International assistance policies, even if linked to feminist foreign and development policies, are no feminist funds. Feminist funds, such as the Doria Feminist Fund, the Frida Fund, the Urgent Action Fund, and the Count Me In! Consortium, are collectively thinking about how to integrate feminist principles in their grantmaking. These principles of radical solidarity, movement-building, meaningful participation, collaboration, and care reflect the willingness to ensure that philanthropy contributes to the dismantlement of oppressive systems.
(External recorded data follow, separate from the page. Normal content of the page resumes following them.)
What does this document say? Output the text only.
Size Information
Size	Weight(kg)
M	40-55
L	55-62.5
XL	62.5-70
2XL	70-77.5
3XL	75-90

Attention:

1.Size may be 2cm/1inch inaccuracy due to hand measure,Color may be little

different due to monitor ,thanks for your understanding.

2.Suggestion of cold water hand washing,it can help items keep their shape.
Some donor countries, without necessarily calling their foreign and development policies ‘feminist’, have heeded the criticism leveraged against them by feminist organizations and have reduced or removed altogether earmarked funding, eased up on requirements, and allowed local organizations to utilize funds to support their own priorities. This has not yet become the norm. Many major donor countries still ask local feminist organizations to tailor their programs to fit their own foreign policy priorities, thus inflicting more pressure on these organizations and activists to navigate requirements while still trying to pursue the priorities that they have identified.
These types of practices only burden women human rights defenders and activists operating in volatile and counterproductive environments with more stress. In Lebanon for instance, feminist activists are struggling with a restrictive legislative framework hindering their work, harassment and defamation campaigns, rampant corruption, socio-economic inequalities, and other multifaceted crises owing to neoliberal policies. These restrictions, issues and crises were all exacerbated by the COVID-19 pandemic and the merciless aftermath of the Beirut Port Explosion. Feminist activists were thus forced to reorient and adapt their projects - something only a few donors have understood and contended with. In these circumstances, maintaining the same level of requirements, the same timelines, and the same quality of reporting uncovers an inability and an unwillingness to accommodate the realities and experiences of the groups that these donors claim to support.
As many major donor countries reflect on and develop their feminist foreign and development policies, they need to take into consideration the demands and priorities of feminist movements. They must take into consideration how their policies and practices will primarily affect these movements and they must be willing to learn from the good practices developed by feminist funds.
Paola Salwan Daher is a global advocacy adviser and a feminist activist. Her work focuses on advocacy with the Human Rights Council and on issues of sexual and reproductive health and the rights of women and girls affected by conflict. Paola worked on human rights in the MENA region as well as on many initiatives pertaining to sexual and reproductive rights, violence against women, and refugees and migrant women’s rights in Lebanon.
The views expressed in this article are not necessarily those of the Friedrich-Ebert-Stiftung.